広大な庭園の空に浮かぶ、幾多もの魔術燈籠。男曰く、魔術と錬金術を緻密に織り交ぜて作られたというそれらは、それぞれ異なった幻を宙に投影して舞っていた。見事な角を持った純白の一角獣や、大きな羽のような耳を羽ばたかせて飛ぶ姿が愛らしい不思議な獣、それぞれ赤と青と緑と橙色を纏った人型は、恐らくは四大精霊の姿を模した幻影なのだろう。それらよりも大きな燈籠からは、この次元には存在しないと言われているドラゴンの姿まで投影されている。
今挙げた燈籠から映し出される幻影たちは、どれも少年が息を飲むほどには美しく素晴らしいものばかりであったが、中でも目を引いたのは、庭園中央の高みに浮かぶ一際大きな燈籠だった。遠目からでも察するに余りある精巧な細工は、浮かぶ燈籠のどれよりも作りこまれているように見えた。だが、あの大きな燈籠は一体何を映しているのだろうか。この場における一番大きな幻影はドラゴンだが、あれを投影しているのは、左の方にある大きな燈籠だ。そして、中央の燈籠はそれよりも遥かに大きかった。
少年が内心で首を傾げていると、いつの間にか寄り添うように隣にいた男が、少年の視線の先を見て、ああ、と口を開いた。
「あれは星空を投影しているのだ」
「星空、ですか……?」
「見上げてみると良い。実際は、このような都会でこれほど見事な星は見えんよ」
言われ、空を仰いだ少年は、思わず感動の声を漏らしていた。
「わぁ……綺麗……」
それは、少年が今まで見たどの星空よりも美しい、輝く星で満たされた夜空だった。確かに都会であるギルガルドではこれほどの星は見えないだろうが、かつて少年が歩いた旅路の中でだって、ここまで見事な星空は拝めた試しはない。あまりの美しさに少年が、ほう、と溜息を吐き出せば、隣にいた男もまた、星空を見上げて目を細めた。
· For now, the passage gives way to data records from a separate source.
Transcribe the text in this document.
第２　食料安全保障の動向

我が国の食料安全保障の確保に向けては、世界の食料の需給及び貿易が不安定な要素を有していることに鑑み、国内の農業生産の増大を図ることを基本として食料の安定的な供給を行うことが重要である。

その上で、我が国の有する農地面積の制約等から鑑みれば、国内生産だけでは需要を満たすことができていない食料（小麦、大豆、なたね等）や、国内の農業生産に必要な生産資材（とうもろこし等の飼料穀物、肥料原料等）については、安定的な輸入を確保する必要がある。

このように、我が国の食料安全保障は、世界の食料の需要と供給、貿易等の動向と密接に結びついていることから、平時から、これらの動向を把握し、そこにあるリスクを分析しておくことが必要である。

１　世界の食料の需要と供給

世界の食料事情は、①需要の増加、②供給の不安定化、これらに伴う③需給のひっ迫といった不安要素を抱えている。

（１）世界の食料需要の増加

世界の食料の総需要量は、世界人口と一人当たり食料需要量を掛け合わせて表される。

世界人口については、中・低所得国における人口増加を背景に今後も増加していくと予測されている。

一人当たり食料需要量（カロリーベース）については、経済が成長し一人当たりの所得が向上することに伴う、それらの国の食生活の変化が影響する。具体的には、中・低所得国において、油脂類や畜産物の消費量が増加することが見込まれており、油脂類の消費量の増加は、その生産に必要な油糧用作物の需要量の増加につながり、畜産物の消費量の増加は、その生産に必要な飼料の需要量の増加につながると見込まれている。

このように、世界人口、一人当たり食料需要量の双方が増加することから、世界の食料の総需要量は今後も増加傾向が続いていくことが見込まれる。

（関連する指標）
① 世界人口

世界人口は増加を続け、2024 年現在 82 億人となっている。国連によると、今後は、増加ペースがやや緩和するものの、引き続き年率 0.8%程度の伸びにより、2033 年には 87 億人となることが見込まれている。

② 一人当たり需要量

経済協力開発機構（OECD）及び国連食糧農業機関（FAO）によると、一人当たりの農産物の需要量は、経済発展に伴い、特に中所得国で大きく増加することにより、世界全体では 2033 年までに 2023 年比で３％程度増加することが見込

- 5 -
「輝きが弱くて実際の夜空ではどんなに目を凝らそうとも見えぬ星も、投影されているのだ。事実のそれよりも光度を上げているのだろう。故に、ここまで完成された夜空を作ることができる。言うなれば、これは星座盤をそのまま夜空に映し出しているようなものだな」
星空に見惚れていた少年の耳に男の説明はあまり入って来なかったが、それでもこの夜空がとても美しくて、そして同時に本物ではないということだけは理解できた。それでも、こうも美しくあることができるのならば、偽物か本物かなんてこの際関係ないのではないだろうか。